Tag Archives: gun regulations

And Now a Word from the Doctor

I’m relinquishing my space today to my cousin the cardiologist. As he notes, it should be possible to legislate restrictions that will save lives without running afoul of the 2d Amendment. Unfortunately, in our current bipolar political environment, where every issue is painted in black and white –where complexity and shades of gray are “elitist notions” and the most innocuous regulations are omens of the coming apocalypse–the prospects aren’t bright.

            FIREARM VIOLENCE IN THE UNITED STATES: A MEDICAL OPINION

Most people don’t realize that over 30,000 people are purposely shot to death each year in the U.S. Moreover, rates of firearm-related violent crimes continue to climb, having increased by 26% since 2008. To gain perspective on these numbers, firearm deaths have now reached a yearly rate that equals that of automobile fatalities. What we can do to stem such violence is urgent but hampered severely by the rabid supporters of the second amendment and, of course, the gun lobby. Some clarification recently has been shed on this problem by a study appearing in the prestigious medical journal, the AMA sponsored Archives of Internal Medicine. These authors explored the question whether more restrictive firearm laws in a given state are associated with fewer shooting deaths. To answer this question, using sophisticated statistical methods, they measured the association between the rate of shooting deaths in a state-by-state rating (divided into quarters) of strength of legislation designed to limit sale and use of firearms. Their results were very illuminating: Those states with the fewest firearm regulations, as exemplified by Utah and Louisiana (0-2 laws), suffered the highest rate of firearm fatalities, which included both homicides and suicides. The states with the strictest pattern of regulation, as exemplified by Hawaii and Massachusetts (9-24 laws) experienced the lowest fatality rates. Indiana fell into the second lowest category for regulation and, as expected, fell into the second highest incidence of firearm deaths.

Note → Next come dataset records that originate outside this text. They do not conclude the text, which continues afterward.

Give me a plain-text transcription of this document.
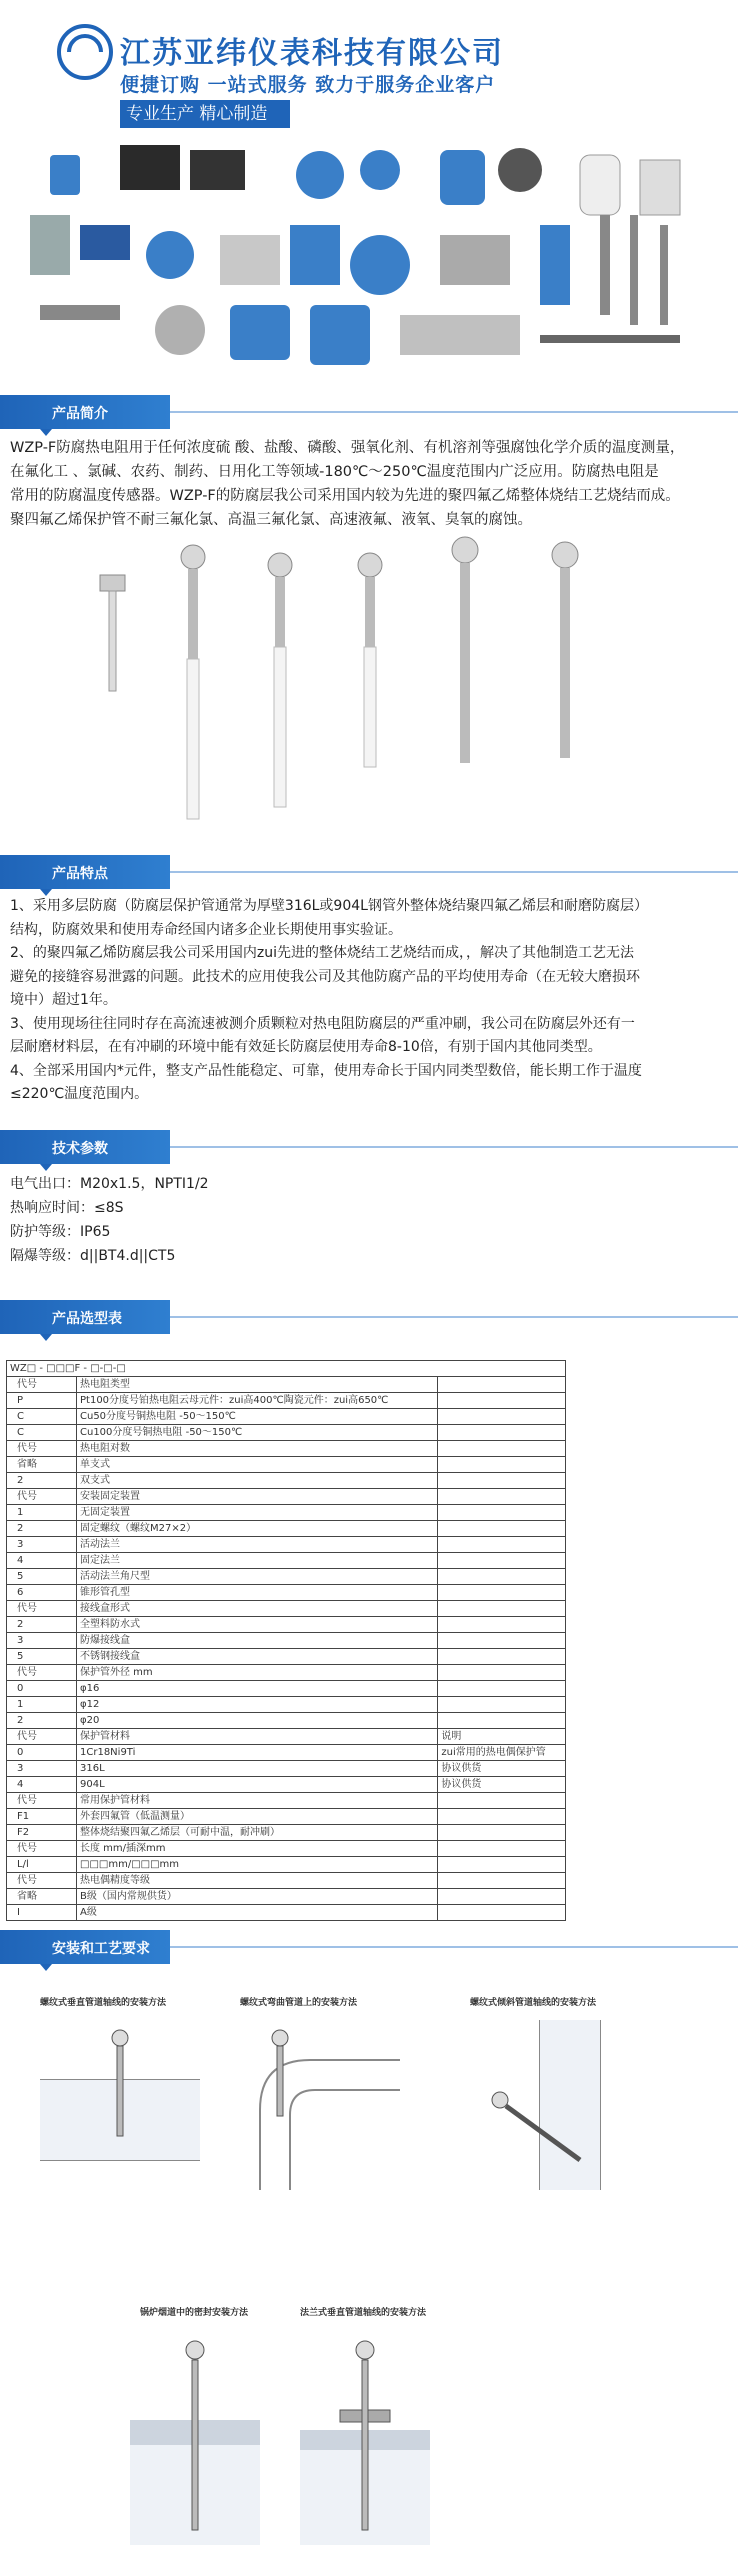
江苏亚纬仪表科技有限公司
便捷订购 一站式服务 致力于服务企业客户
专业生产 精心制造
产品简介
WZP-F防腐热电阻用于任何浓度硫 酸、盐酸、磷酸、强氧化剂、有机溶剂等强腐蚀化学介质的温度测量，
在氟化工 、氯碱、农药、制药、日用化工等领域-180℃～250℃温度范围内广泛应用。防腐热电阻是
常用的防腐温度传感器。WZP-F的防腐层我公司采用国内较为先进的聚四氟乙烯整体烧结工艺烧结而成。
聚四氟乙烯保护管不耐三氟化氯、高温三氟化氯、高速液氟、液氧、臭氧的腐蚀。
产品特点
1、采用多层防腐（防腐层保护管通常为厚壁316L或904L钢管外整体烧结聚四氟乙烯层和耐磨防腐层）
结构，防腐效果和使用寿命经国内诸多企业长期使用事实验证。
2、的聚四氟乙烯防腐层我公司采用国内zui先进的整体烧结工艺烧结而成，，解决了其他制造工艺无法
避免的接缝容易泄露的问题。此技术的应用使我公司及其他防腐产品的平均使用寿命（在无较大磨损环
境中）超过1年。
3、使用现场往往同时存在高流速被测介质颗粒对热电阻防腐层的严重冲刷，我公司在防腐层外还有一
层耐磨材料层，在有冲刷的环境中能有效延长防腐层使用寿命8-10倍，有别于国内其他同类型。
4、全部采用国内*元件，整支产品性能稳定、可靠，使用寿命长于国内同类型数倍，能长期工作于温度
≤220℃温度范围内。
技术参数
电气出口：M20x1.5，NPTI1/2
热响应时间：≤8S
防护等级：IP65
隔爆等级：d||BT4.d||CT5
产品选型表
WZ□ - □□□F - □-□-□		
代号	热电阻类型	
P	Pt100分度号铂热电阻云母元件：zui高400℃陶瓷元件：zui高650℃	
C	Cu50分度号铜热电阻 -50～150℃	
C	Cu100分度号铜热电阻 -50～150℃	
代号	热电阻对数	
省略	单支式	
2	双支式	
代号	安装固定装置	
1	无固定装置	
2	固定螺纹（螺纹M27×2）	
3	活动法兰	
4	固定法兰	
5	活动法兰角尺型	
6	锥形管孔型	
代号	接线盒形式	
2	全塑料防水式	
3	防爆接线盒	
5	不锈钢接线盒	
代号	保护管外径 mm	
0	φ16	
1	φ12	
2	φ20	
代号	保护管材料	说明
0	1Cr18Ni9Ti	zui常用的热电偶保护管
3	316L	协议供货
4	904L	协议供货
代号	常用保护管材料	
F1	外套四氟管（低温测量）	
F2	整体烧结聚四氟乙烯层（可耐中温，耐冲刷）	
代号	长度 mm/插深mm	
L/l	□□□mm/□□□mm	
代号	热电偶精度等级	
省略	B级（国内常规供货）	
I	A级	
安装和工艺要求
螺纹式垂直管道轴线的安装方法	螺纹式弯曲管道上的安装方法	螺纹式倾斜管道轴线的安装方法
锅炉烟道中的密封安装方法	法兰式垂直管道轴线的安装方法
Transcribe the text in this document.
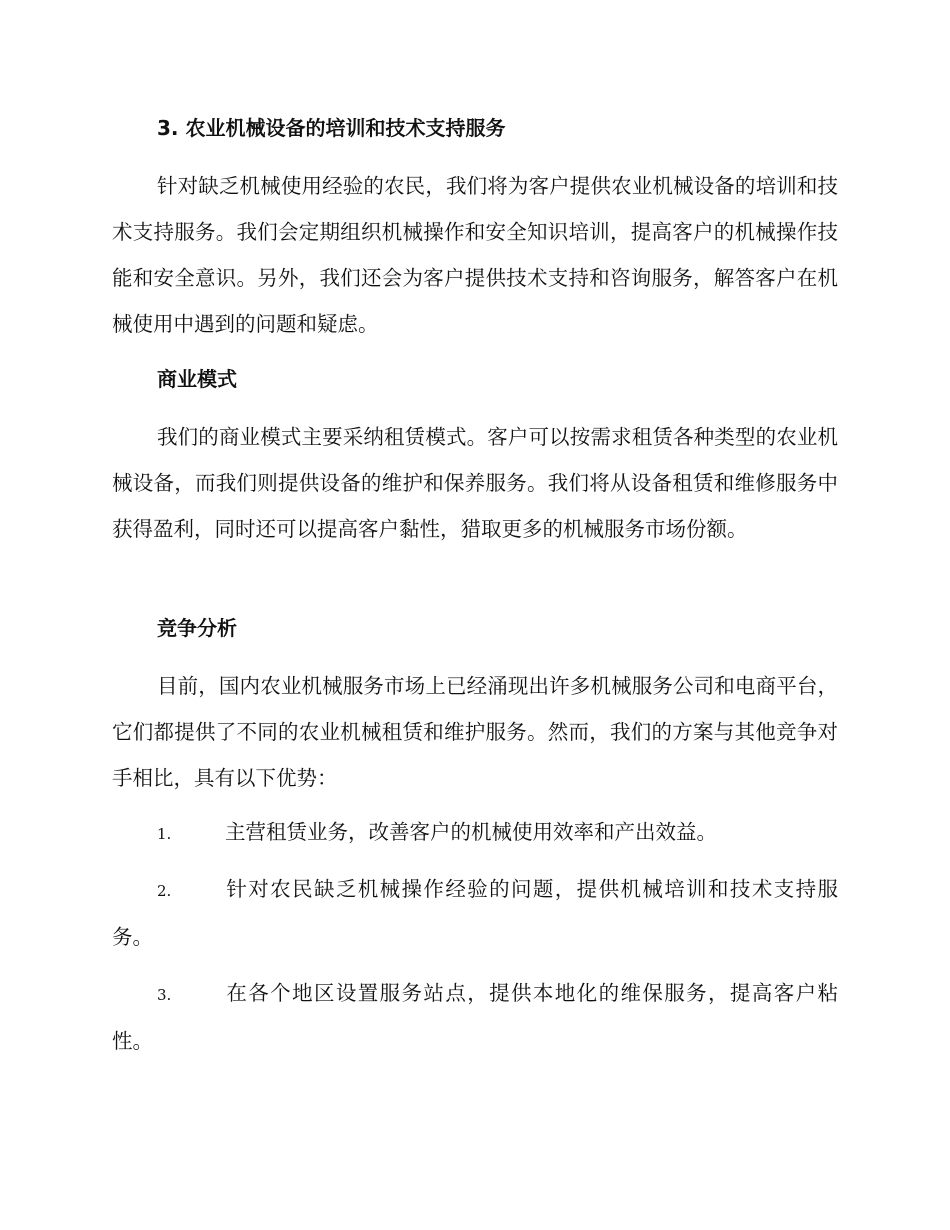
3. 农业机械设备的培训和技术支持服务

针对缺乏机械使用经验的农民，我们将为客户提供农业机械设备的培训和技术支持服务。我们会定期组织机械操作和安全知识培训，提高客户的机械操作技能和安全意识。另外，我们还会为客户提供技术支持和咨询服务，解答客户在机械使用中遇到的问题和疑虑。

商业模式

我们的商业模式主要采纳租赁模式。客户可以按需求租赁各种类型的农业机械设备，而我们则提供设备的维护和保养服务。我们将从设备租赁和维修服务中获得盈利，同时还可以提高客户黏性，猎取更多的机械服务市场份额。

竞争分析

目前，国内农业机械服务市场上已经涌现出许多机械服务公司和电商平台，它们都提供了不同的农业机械租赁和维护服务。然而，我们的方案与其他竞争对手相比，具有以下优势：

1.	主营租赁业务，改善客户的机械使用效率和产出效益。

2.	针对农民缺乏机械操作经验的问题，提供机械培训和技术支持服务。

3.	在各个地区设置服务站点，提供本地化的维保服务，提高客户粘性。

These authors freely admitted that finding an association between two factors—gun laws and mortality—does not prove that these two are causally related. But it sure raises important thoughts about what we as a society can do about this problem. Further research is obviously needed, but it is quite likely that more restrictive gun laws can save lives.

More aggressive attempts to identify, treat and constrain the huge numbers of those who are mentally ill is an exercise doomed to failure. Widespread arming of teachers and/or police officers is equally ridiculous, especially since it would increase chances for erroneous shootings in the absence of any expected benefits.

With such limited options available, what are we left with? Although we need not scrap the second amendment, those who hold legislative power should seriously consider stronger laws restricting guns, while, at the same time, sponsoring and performing more comprehensive research on this urgent problem. If we value life, we cannot afford to wait!